Better LJSpeech or LibriTTS for finetuning a single speaker voice? Or training from scratch with not so much data?

yl4579 / StyleTTS2

StyleTTS 2: Towards Human-Level Text-to-Speech through Style Diffusion and Adversarial Training with Large Speech Language Models

MIT License

4.38k stars 340 forks source link

Better LJSpeech or LibriTTS for finetuning a single speaker voice? Or training from scratch with not so much data? #226

Open Sweetapocalyps3 opened 3 months ago

Sweetapocalyps3 commented 3 months ago

Hi everyone,

I'm wondering if it should be LJSpeech or LibriTTS the proper candidate to be used to finetune a single person voice. I've seen that there is a multispeaker boolean field in the configuration, which in my case should be set to false, but I don't know if this imply I have to use LJSpeech, since LibriTTS is a multispeaker.

Maybe is it even better to train the model from scratch? I'm thinking about it, but I suppose I have too few samples (126 files of clean audio for a total of almost 19 minutes)

Thank you in advance.

meng2468 commented 2 months ago

LibriTTS is by far the better choice, the model has seen multiple speakers, and can adapt far better to a smaller dataset for a single speaker.

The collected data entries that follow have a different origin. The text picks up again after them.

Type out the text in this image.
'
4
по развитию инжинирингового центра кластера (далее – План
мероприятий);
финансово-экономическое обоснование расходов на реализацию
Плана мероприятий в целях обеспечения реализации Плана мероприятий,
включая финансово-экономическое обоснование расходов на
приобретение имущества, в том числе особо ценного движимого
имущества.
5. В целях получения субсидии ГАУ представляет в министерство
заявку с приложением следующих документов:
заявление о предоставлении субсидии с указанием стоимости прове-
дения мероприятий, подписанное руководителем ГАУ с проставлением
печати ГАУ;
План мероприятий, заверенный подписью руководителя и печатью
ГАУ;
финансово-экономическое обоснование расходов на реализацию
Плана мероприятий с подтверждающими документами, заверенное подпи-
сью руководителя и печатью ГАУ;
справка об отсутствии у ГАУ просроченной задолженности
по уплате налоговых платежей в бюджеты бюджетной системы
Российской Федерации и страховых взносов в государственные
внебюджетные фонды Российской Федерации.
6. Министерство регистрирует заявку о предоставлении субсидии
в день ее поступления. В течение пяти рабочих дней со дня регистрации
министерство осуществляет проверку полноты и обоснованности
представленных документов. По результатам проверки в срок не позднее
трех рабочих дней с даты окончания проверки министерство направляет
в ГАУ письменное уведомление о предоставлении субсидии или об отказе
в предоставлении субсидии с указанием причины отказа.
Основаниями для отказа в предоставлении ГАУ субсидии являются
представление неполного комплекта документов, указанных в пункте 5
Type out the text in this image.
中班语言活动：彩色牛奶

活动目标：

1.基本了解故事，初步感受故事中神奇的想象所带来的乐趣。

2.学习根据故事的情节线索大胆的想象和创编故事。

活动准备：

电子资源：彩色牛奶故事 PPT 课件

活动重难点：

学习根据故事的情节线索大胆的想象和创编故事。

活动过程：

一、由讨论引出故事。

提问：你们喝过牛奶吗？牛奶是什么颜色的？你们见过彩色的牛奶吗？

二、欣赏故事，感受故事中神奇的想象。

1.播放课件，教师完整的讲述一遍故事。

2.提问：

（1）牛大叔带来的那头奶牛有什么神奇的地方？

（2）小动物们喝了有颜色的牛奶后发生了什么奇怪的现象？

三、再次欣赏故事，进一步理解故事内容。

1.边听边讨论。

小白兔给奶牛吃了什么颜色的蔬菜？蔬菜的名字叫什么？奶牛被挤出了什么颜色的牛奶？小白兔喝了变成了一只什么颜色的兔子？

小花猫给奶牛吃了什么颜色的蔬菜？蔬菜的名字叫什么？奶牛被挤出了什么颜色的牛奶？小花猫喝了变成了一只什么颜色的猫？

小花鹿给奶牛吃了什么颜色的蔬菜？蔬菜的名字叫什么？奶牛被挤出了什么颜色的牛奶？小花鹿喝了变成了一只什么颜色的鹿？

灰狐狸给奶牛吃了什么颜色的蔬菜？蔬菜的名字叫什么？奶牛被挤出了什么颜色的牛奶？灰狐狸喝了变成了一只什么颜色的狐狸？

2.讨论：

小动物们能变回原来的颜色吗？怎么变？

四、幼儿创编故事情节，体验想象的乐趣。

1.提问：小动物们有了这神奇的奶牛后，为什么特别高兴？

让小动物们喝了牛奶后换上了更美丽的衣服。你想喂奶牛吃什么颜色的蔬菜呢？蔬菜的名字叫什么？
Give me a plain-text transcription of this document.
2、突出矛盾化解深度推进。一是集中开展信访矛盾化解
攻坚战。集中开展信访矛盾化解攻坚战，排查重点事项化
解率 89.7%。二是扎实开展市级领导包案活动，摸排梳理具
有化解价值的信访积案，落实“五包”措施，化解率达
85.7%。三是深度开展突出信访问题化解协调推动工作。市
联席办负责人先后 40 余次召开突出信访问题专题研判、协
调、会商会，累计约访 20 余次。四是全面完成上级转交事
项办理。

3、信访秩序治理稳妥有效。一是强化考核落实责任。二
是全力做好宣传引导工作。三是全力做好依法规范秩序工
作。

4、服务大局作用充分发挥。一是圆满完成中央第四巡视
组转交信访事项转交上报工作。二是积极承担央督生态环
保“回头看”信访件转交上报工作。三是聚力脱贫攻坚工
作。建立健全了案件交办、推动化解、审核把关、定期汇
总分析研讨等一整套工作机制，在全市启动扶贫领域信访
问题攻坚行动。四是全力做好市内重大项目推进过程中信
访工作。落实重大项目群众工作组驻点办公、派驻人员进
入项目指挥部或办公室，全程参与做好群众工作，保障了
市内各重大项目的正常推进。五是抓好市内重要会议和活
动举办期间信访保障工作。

You can leave all of the settings in config_ft.yml the same (Changing only dataset, then batch size and window size depending on your hardware). Multi-speaker should be kept on true, just make sure that in your dataset metafiles the speaker_id is set to the same id for each file.

Training the model from scratch from with 19 minutes of data will most likely yield bad results, although I haven't tried myself.

Helpful details on fine-tuning: https://github.com/yl4579/StyleTTS2/discussions/81

GUUser91 commented 1 month ago

You can use vokan. https://huggingface.co/ShoukanLabs/Vokan

traderpedroso commented 1 month ago

You can use vokan.

https://huggingface.co/ShoukanLabs/Vokan

The expressions and emphasis in the voices sound really natural, but there are always noises at the beginning and especially at the end. I believe a pad of silence at the start and end was missing during the training.